Combination & Sequential Regimens
A small number of trials have combined approved agents for the treatment of osteoporosis, either together or in sequence. In general, these studies are smaller than the pivotal trials that established the efficacy of individual therapies in the treatment of osteoporosis and prevention of fractures. The combination of two antiresorptive therapies typically achieves a small additional increase in BMD beyond that attained with either agent alone. None of the combination or sequential studies has had fracture reduction as an end point, and therefore a clear role for these approaches to prevent fractures is not yet established. Furthermore, costs and adverse events are potentially additive. There has been the additional concern that excessive blockade of resorption (with two antiresorptive agents) might produce such marked suppression of turnover as to impair the ability of bone to repair microdamage and microfractures and to respond to the normal forces acting on the remodeling process.

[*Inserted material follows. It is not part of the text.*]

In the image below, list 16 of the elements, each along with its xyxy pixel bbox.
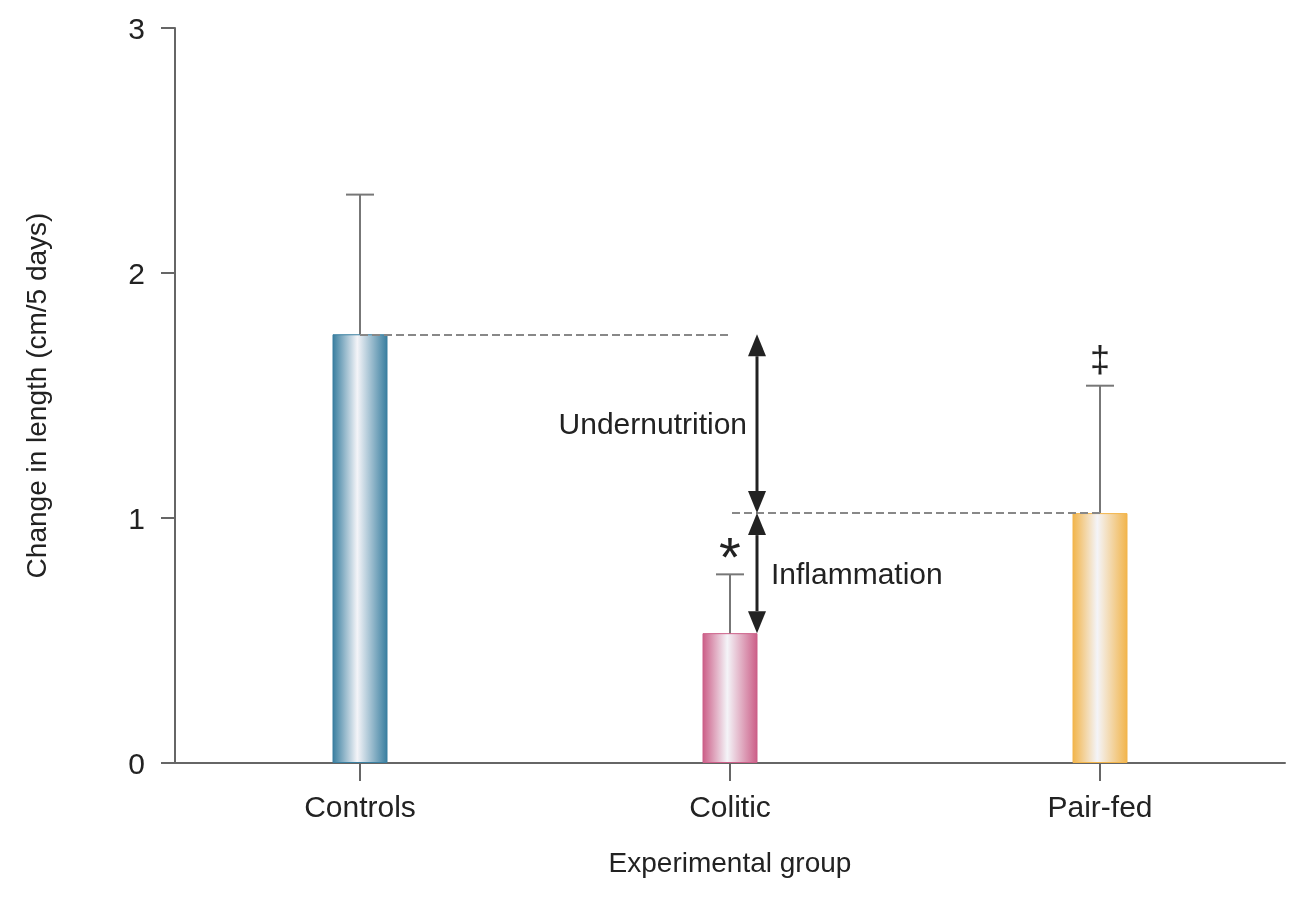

There is theoretical appeal for sequential regimens that first use anabolic agents like teriparatide to promote bone formation and then use antiresorptive drugs to maintain the bone mass gained. In this regard, the Parathyroid Hormone and Alendronate Study in postmenopausal women, compared alendronate (10 mg/d) and full-length PTH (PTH [1-84], 100 mcg/d) individually or in combination. There was no evidence of synergy when the agents were used concurrently; indeed at 1 year, the concurrent use of alendronate appeared to diminish bone formation. The second year of the study, however, showed that the gains in BMD achieved with PTH (1-84) alone for 12 months were not maintained unless PTH (1-84) was followed by alendronate. Similar conclusions were reached in a study of men using PTH (1-34) and alendronate. It appears that potent antiresorptive agents such as alendronate tend to blunt the “anabolic” effects of PTH when used concurrently but can maintain PTH-induced increases in BMD when used in a sequential or cyclic regimen. Not all antiresorptives behave in the same way. Raloxifene or HT in combination with PTH (1-34) did not blunt the anabolic actions of PTH (1-34). Currently, there are insufficient data to establish the superiority of one combination or sequence over another for the prevention of fractures.